Surely the reason why the imposition of sanctions is not going ahead is not because the EU isn’t fully informed about what the occupying power Turkey is committing against Cyprus. The truth is that what AKEL has been warning about from the very beginning is being confirmed. There mustn’t be any illusions whatsoever about how the EU operates, nor should the enormous economic and geopolitical interests that link EU states with Turkey be ignored.
NATO, economic relations, the arms trade and the refugee issue are just some of the objective facts that obviously tip the EU’s scales in favour of serving powerful interests rather than upholding principles. The case of the EU’s leading power, namely Germany, which not only prevents the imposition of sanctions on Turkey, but continues to produce war submarines to be delivered to the Erdogan government, is characteristic.
Of course, all this was and is known to the Anastasiades-DISY government. The question therefore arises: how wise was it for the government to be pinning so much diplomatic and political hopes on the goal of imposing sanctions when it knows what the realistic prospects actually are? We should not forget that the DISY government was deliberately fostering illusions within society and arbitrarily raising the bar of expectations as regards imposing sanctions that supposedly “would hurt Turkey”. However, the government ultimately fell well short in fulfilling this goal every time.

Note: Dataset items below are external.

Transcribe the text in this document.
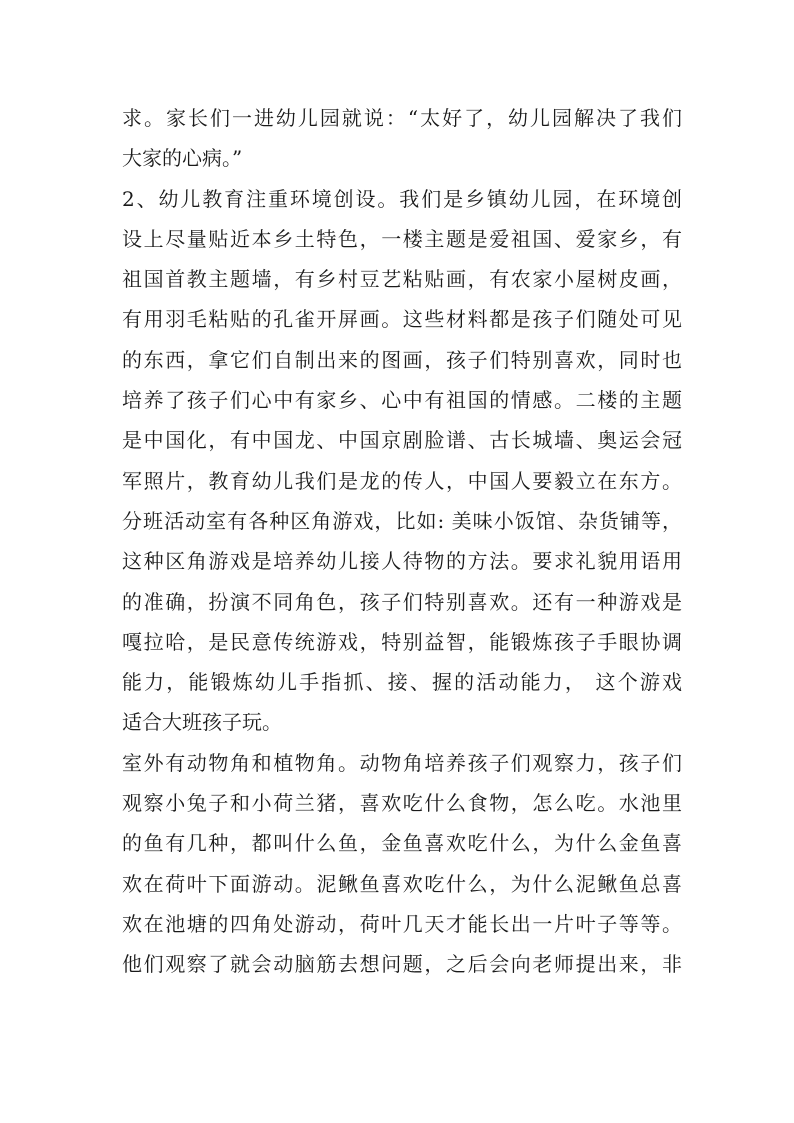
求。家长们一进幼儿园就说：“太好了，幼儿园解决了我们
大家的心病。”
2、幼儿教育注重环境创设。我们是乡镇幼儿园，在环境创
设上尽量贴近本乡土特色，一楼主题是爱祖国、爱家乡，有
祖国首教主题墙，有乡村豆艺粘贴画，有农家小屋树皮画，
有用羽毛粘贴的孔雀开屏画。这些材料都是孩子们随处可见
的东西，拿它们自制出来的图画，孩子们特别喜欢，同时也
培养了孩子们心中有家乡、心中有祖国的情感。二楼的主题
是中国化，有中国龙、中国京剧脸谱、古长城墙、奥运会冠
军照片，教育幼儿我们是龙的传人，中国人要毅立在东方。
分班活动室有各种区角游戏，比如: 美味小饭馆、杂货铺等，
这种区角游戏是培养幼儿接人待物的方法。要求礼貌用语用
的准确，扮演不同角色，孩子们特别喜欢。还有一种游戏是
嘎拉哈，是民意传统游戏，特别益智，能锻炼孩子手眼协调
能力，能锻炼幼儿手指抓、接、握的活动能力， 这个游戏
适合大班孩子玩。
室外有动物角和植物角。动物角培养孩子们观察力，孩子们
观察小兔子和小荷兰猪，喜欢吃什么食物，怎么吃。水池里
的鱼有几种，都叫什么鱼，金鱼喜欢吃什么，为什么金鱼喜
欢在荷叶下面游动。泥鳅鱼喜欢吃什么，为什么泥鳅鱼总喜
欢在池塘的四角处游动，荷叶几天才能长出一片叶子等等。
他们观察了就会动脑筋去想问题，之后会向老师提出来，非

Every policy is judged by its end result. Neither the policy of sanctions, nor the forging of military cooperations with the US, Israel, etc. have protected our country from Turkish aggression, as the government and the ruling DISY party claimed.
In the critical moments that the Cyprus problem and Cyprus are going through, illusions lead to dangerous dead ends. We are adamant that the most appropriate way to address Turkish provocative actions is the resumption of the negotiations from where they had remained at Crans Montana in 2017. This is where the government should have focused on.